Outlook — In his opening statement, Goodlatte said he recognized that some more work may be needed on some of the provisions and called out specifically the customer stay provision and demand letter abuse provision. Several publications have reported that H.R. 9 could be reported out of committee and taken to the House floor within weeks.

Kramer said Yahoo! supported H.R. 9 because it would focus patent infringement litigation by requiring genuine notice pleading, prioritizing claim construction, and ensuring that only reasonable cases were brought. Yahoo! also supported a provision in the bill to create a presumption that would allow prevailing parties to recover attorney fees.

Armitage said the attorney fee shifting provision could provide a significant check on abusive litigation. He believed a provision to stay discovery until the court ruled on claim construction could be improved by and instead requiring stays of discovery until the resolution of any motions to transfer venue. He suggested that rather than creating a heightened pleading standard, the committee could look to district courts’ local rules for best practices regarding initial disclosure requirements. Any new requirements should be imposed only in district courts where local patent rules impose lower requirements. He said the bill should address abusive patent demand letters and that the USPTO’s Inter Partes Review proceedings should be rebalanced to treat patent owners fairly.

Simon said H.R. 9 took a balanced approach in addressing abusive patent litigation. With regard to the provision that would stay discovery until claim construction, Simon said litigants should understand what rights the government has granted before undertaking expensive discovery. He said heightened pleading is important to provide a defendant adequate notice about the product at issue, including whose product it is, and what patent claim is allegedly infringed. Finally, Simon said the bill should force shell companies to reveal their investors so defendants would know who is financing the litigation. He said requiring those responsible for financing unjustified litigation to be held personally accountable for the attorney fees would make patent litigation fairer.

Sauer said Congress should not overlook abuses of the system that target patent owners.
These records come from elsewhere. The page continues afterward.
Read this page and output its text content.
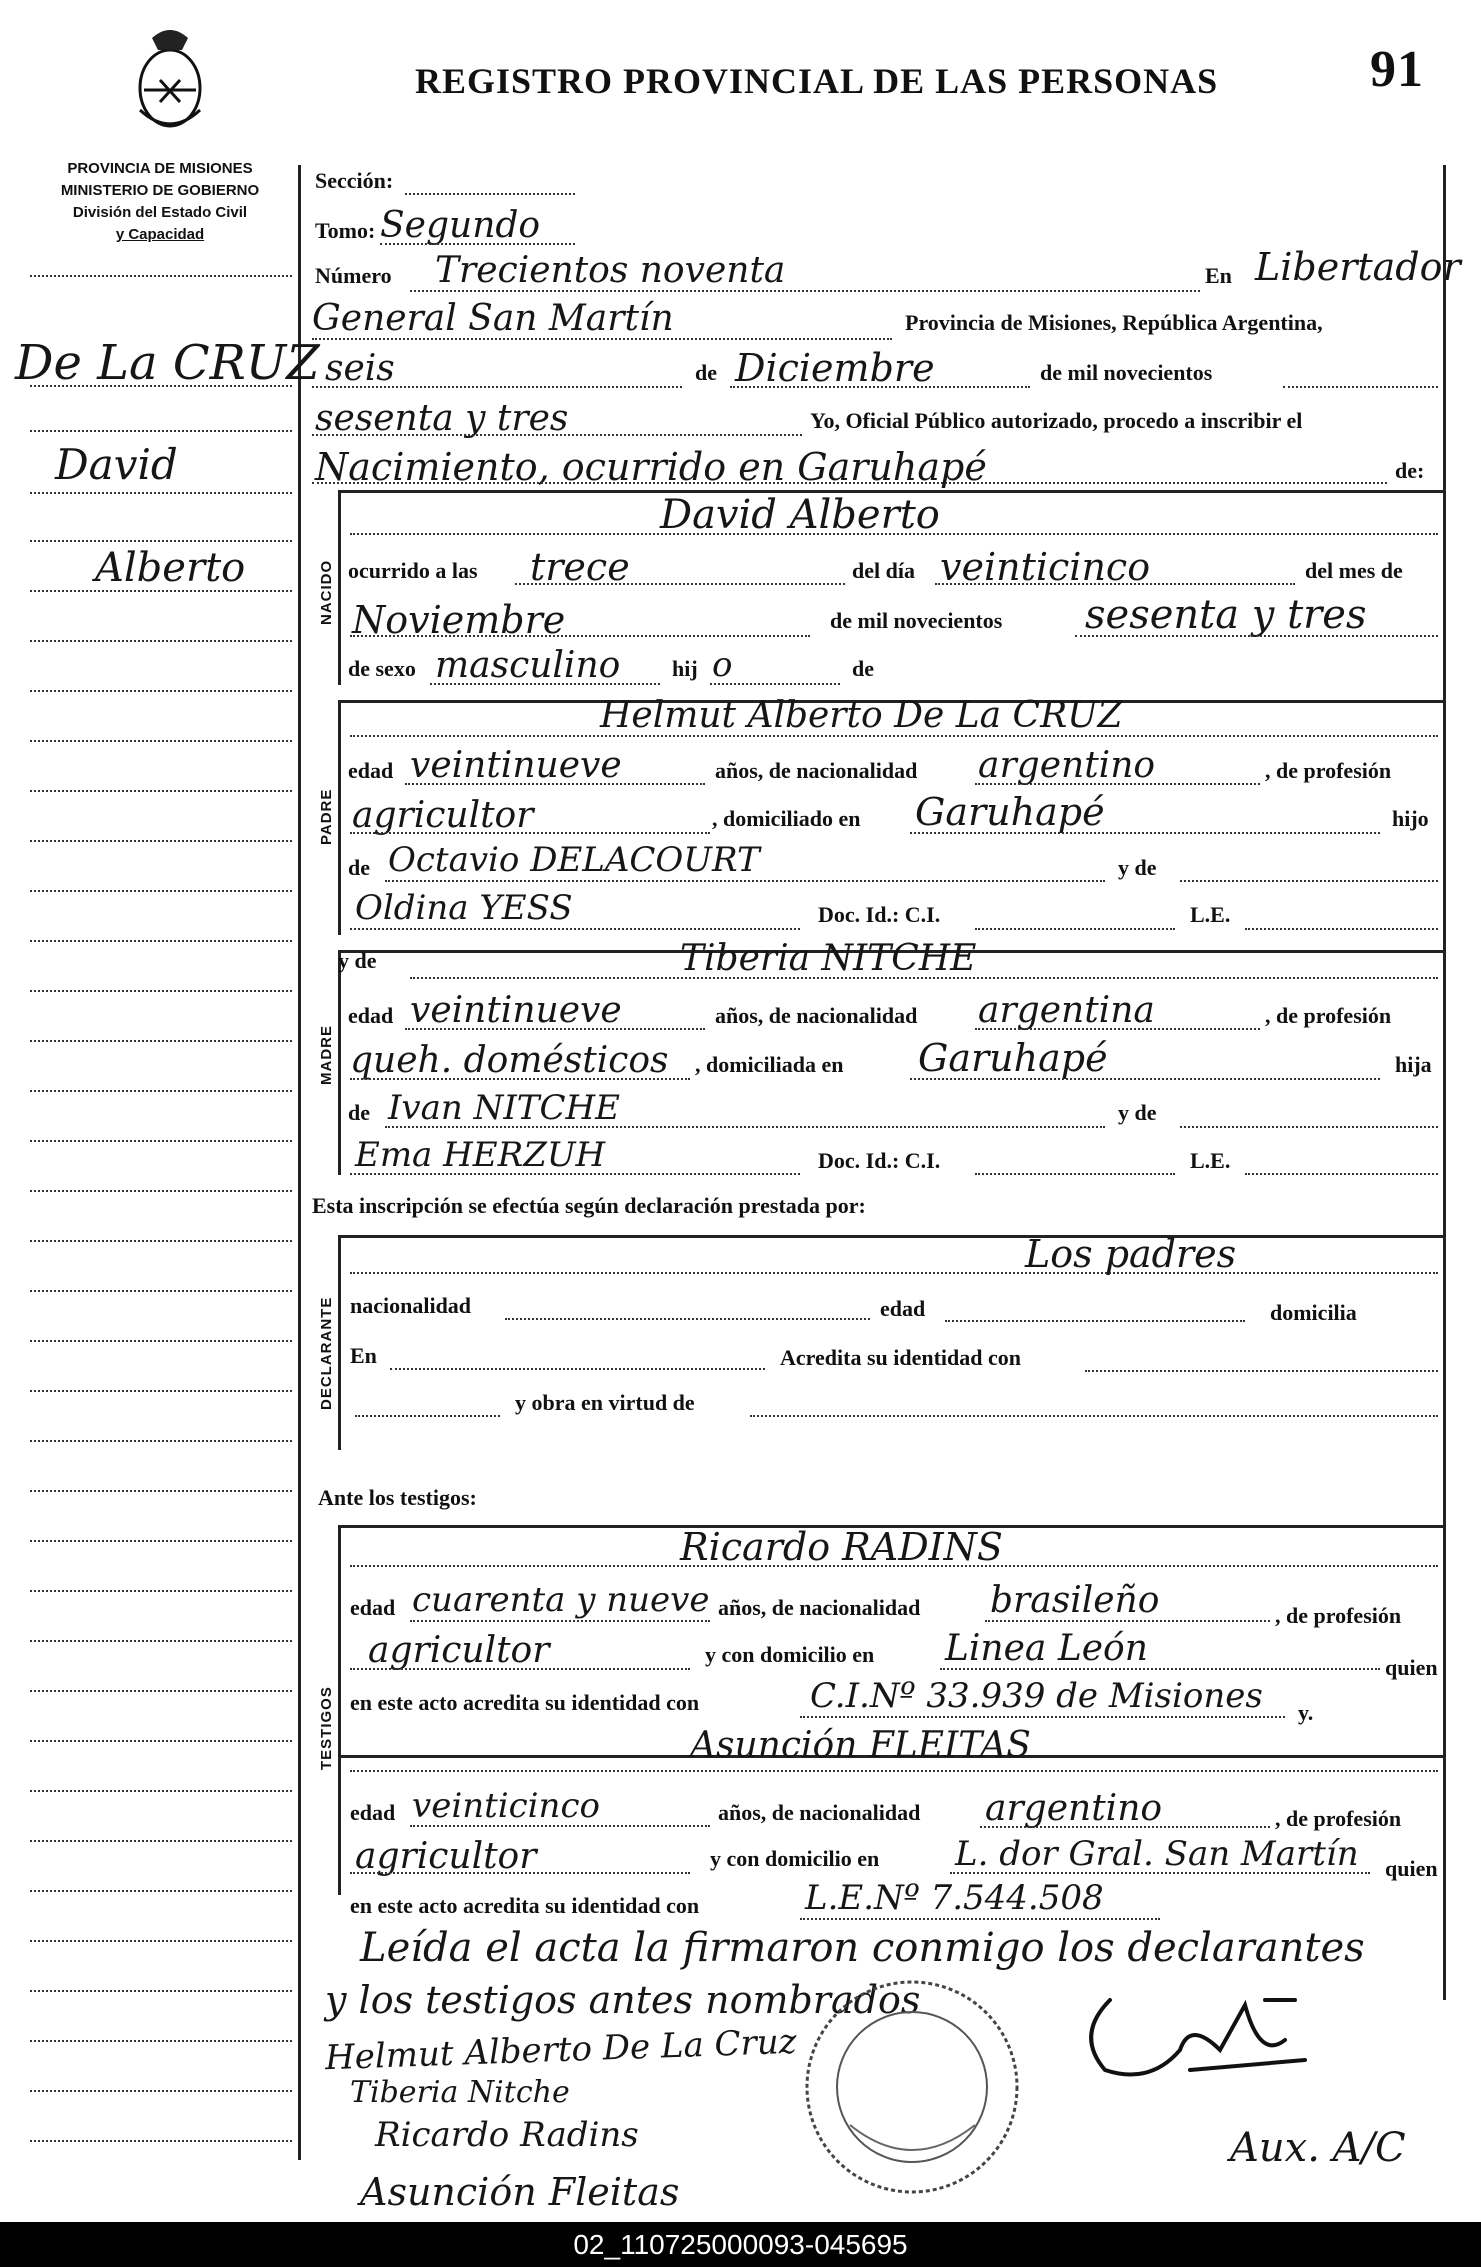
REGISTRO PROVINCIAL DE LAS PERSONAS	91
PROVINCIA DE MISIONES
MINISTERIO DE GOBIERNO
División del Estado Civil
y Capacidad
NACIDO
PADRE
MADRE
DECLARANTE
TESTIGOS
De La CRUZ
David
Alberto
Sección:
Tomo: Segundo
Número Trecientos noventa	En Libertador
General San Martín	Provincia de Misiones, República Argentina,
seis	de Diciembre	de mil novecientos
sesenta y tres	Yo, Oficial Público autorizado, procedo a inscribir el
Nacimiento, ocurrido en Garuhapé	de:
David Alberto
ocurrido a las trece	del día veinticinco	del mes de
Noviembre	de mil novecientos sesenta y tres
de sexo masculino hij o	de
Helmut Alberto De La CRUZ
edad veintinueve	años, de nacionalidad argentino	, de profesión
agricultor	, domiciliado en Garuhapé	hijo
de Octavio DELACOURT	y de
Oldina YESS	Doc. Id.: C.I.	L.E.
y de	Tiberia NITCHE
edad veintinueve	años, de nacionalidad argentina	, de profesión
queh. domésticos , domiciliada en Garuhapé	hija
de Ivan NITCHE	y de
Ema HERZUH	Doc. Id.: C.I.	L.E.
Esta inscripción se efectúa según declaración prestada por:
Los padres
nacionalidad	edad	domicilia
En	Acredita su identidad con
y obra en virtud de
Ante los testigos:
Ricardo RADINS
edad cuarenta y nueve años, de nacionalidad brasileño	, de profesión
agricultor	y con domicilio en Linea León	quien
en este acto acredita su identidad con	C.I.Nº 33.939 de Misiones y.
Asunción FLEITAS
edad veinticinco	años, de nacionalidad argentino	, de profesión
agricultor	y con domicilio en L. dor Gral. San Martín quien
en este acto acredita su identidad con	L.E.Nº 7.544.508
Leída el acta la firmaron conmigo los declarantes
y los testigos antes nombrados
Helmut Alberto De La Cruz
Tiberia Nitche
Ricardo Radins
Asunción Fleitas
Aux. A/C
02_110725000093-045695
Specifically he referred to “reverse trolling” of biotech companies by entities threatening to challenge patents in Inter Partes Review proceedings unless settlements are paid. Further, BIO was concerned that some provisions in H.R. 9 lacked balance and would cause investors to be scared of investing in biotech innovations. Provisions he characterized as too onerous for patent owners included the heightened pleading requirement, mandatory stays of discovery until a claim construction ruling, and joinder of all third parties with a financial interest in the patent owner or the patents for the purpose of recovering attorney fee awards.

Sauer also urged the committee to consider recent developments in patent law that have favored patent infringers and ensure that the pendulum does not swing too far in favor of infringers. He some provisions in H.R. 9 could be rewritten to be more targeted, such as the heightened pleading standard, which could be improved by requiring identification of “at least” one infringed claim each patent asserted and a description of infringement or explanation of why the information is not available. He agreed with Armitage that some issues, such as sequencing discovery, could be resolved by identifying best practices in sophisticated district courts’ local patent rules.

Goodlatte said he recognized that some more work may be needed on some of the provisions and called out specifically the customer stay and demand letter provisions. Several publications have reported that H.R. 9 could be reported out of committee and taken to the House floor within weeks.

Witnesses’ written statements and a video recording of the hearing are posted on the committee’s website.